Donovan McNabb, Philadelphia Eagles: On Tuesday, I outlined McNabb's rib injury and the challenges he would face in attempting to play. The information we since have learned further supports the prediction that he will be on the sideline this week. ESPN NFC East blogger Matt Mosley reported the details of McNabb's injury that coach Andy Reid outlined in his news conference. Reid described McNabb's fracture as one in which the bone was broken "all the way through."

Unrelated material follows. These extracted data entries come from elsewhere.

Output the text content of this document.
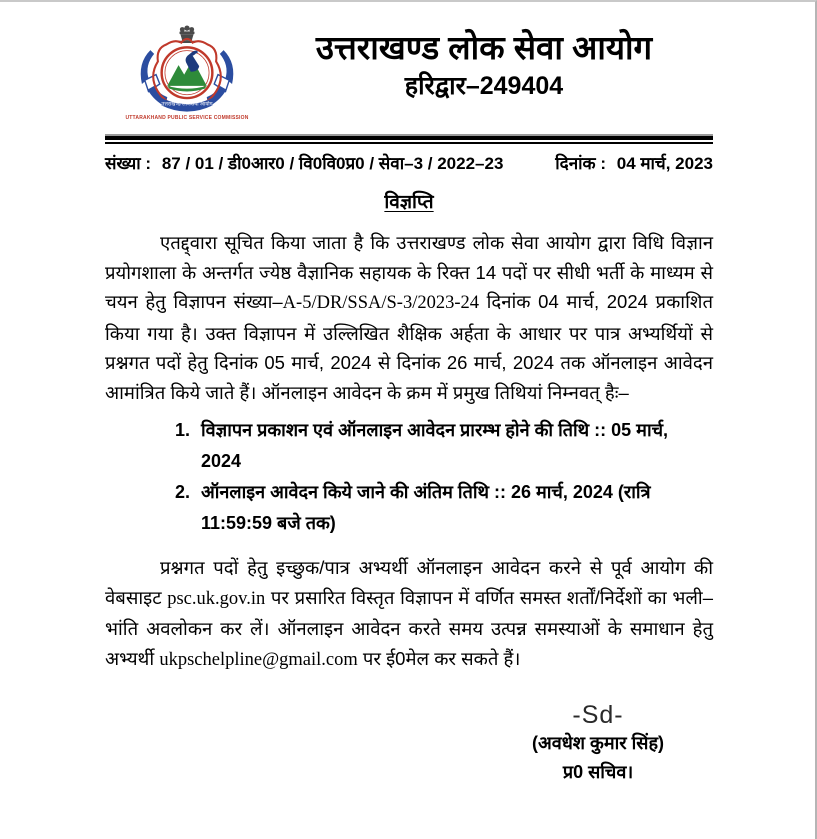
उत्तराखण्ड लोकसेवा आयोग
UTTARAKHAND PUBLIC SERVICE COMMISSION
उत्तराखण्ड लोक सेवा आयोग
हरिद्वार–249404
संख्या : 87 / 01 / डी0आर0 / वि0वि0प्र0 / सेवा–3 / 2022–23	दिनांक : 04 मार्च, 2023
विज्ञप्ति
एतद्द्वारा सूचित किया जाता है कि उत्तराखण्ड लोक सेवा आयोग द्वारा विधि विज्ञान प्रयोगशाला के अन्तर्गत ज्येष्ठ वैज्ञानिक सहायक के रिक्त 14 पदों पर सीधी भर्ती के माध्यम से चयन हेतु विज्ञापन संख्या–A-5/DR/SSA/S-3/2023-24 दिनांक 04 मार्च, 2024 प्रकाशित किया गया है। उक्त विज्ञापन में उल्लिखित शैक्षिक अर्हता के आधार पर पात्र अभ्यर्थियों से प्रश्नगत पदों हेतु दिनांक 05 मार्च, 2024 से दिनांक 26 मार्च, 2024 तक ऑनलाइन आवेदन आमांत्रित किये जाते हैं। ऑनलाइन आवेदन के क्रम में प्रमुख तिथियां निम्नवत् हैः–
1. विज्ञापन प्रकाशन एवं ऑनलाइन आवेदन प्रारम्भ होने की तिथि :: 05 मार्च, 2024
2. ऑनलाइन आवेदन किये जाने की अंतिम तिथि :: 26 मार्च, 2024 (रात्रि 11:59:59 बजे तक)
प्रश्नगत पदों हेतु इच्छुक/पात्र अभ्यर्थी ऑनलाइन आवेदन करने से पूर्व आयोग की वेबसाइट psc.uk.gov.in पर प्रसारित विस्तृत विज्ञापन में वर्णित समस्त शर्तों/निर्देशों का भली–भांति अवलोकन कर लें। ऑनलाइन आवेदन करते समय उत्पन्न समस्याओं के समाधान हेतु अभ्यर्थी ukpschelpline@gmail.com पर ई0मेल कर सकते हैं।
-Sd-
(अवधेश कुमार सिंह)
प्र0 सचिव।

This is an important distinction when it comes to fractures, because if it were just a crack or a stress fracture (in which there would be evidence of injury to the bone but not a complete separation), the healing time might be quicker. But when the bone is broken all the way through, it is essential to minimize movement in the area so the two ends can bridge together and heal. Since a rib cannot be effectively casted, the athlete must limit movement, including muscle contraction, to help protect the rib. As the doctors treating McNabb told Reid, the rib "has to get sticky." This stickiness is an indicator of the tissue healing. Once there is evidence that the two ends are intact enough that they are not moving, the doctors and the Eagles can consider allowing McNabb to increase his activity. Once McNabb is cleared for activity, it becomes an issue of pain tolerance and how effective McNabb can be as a quarterback in the presence of that pain.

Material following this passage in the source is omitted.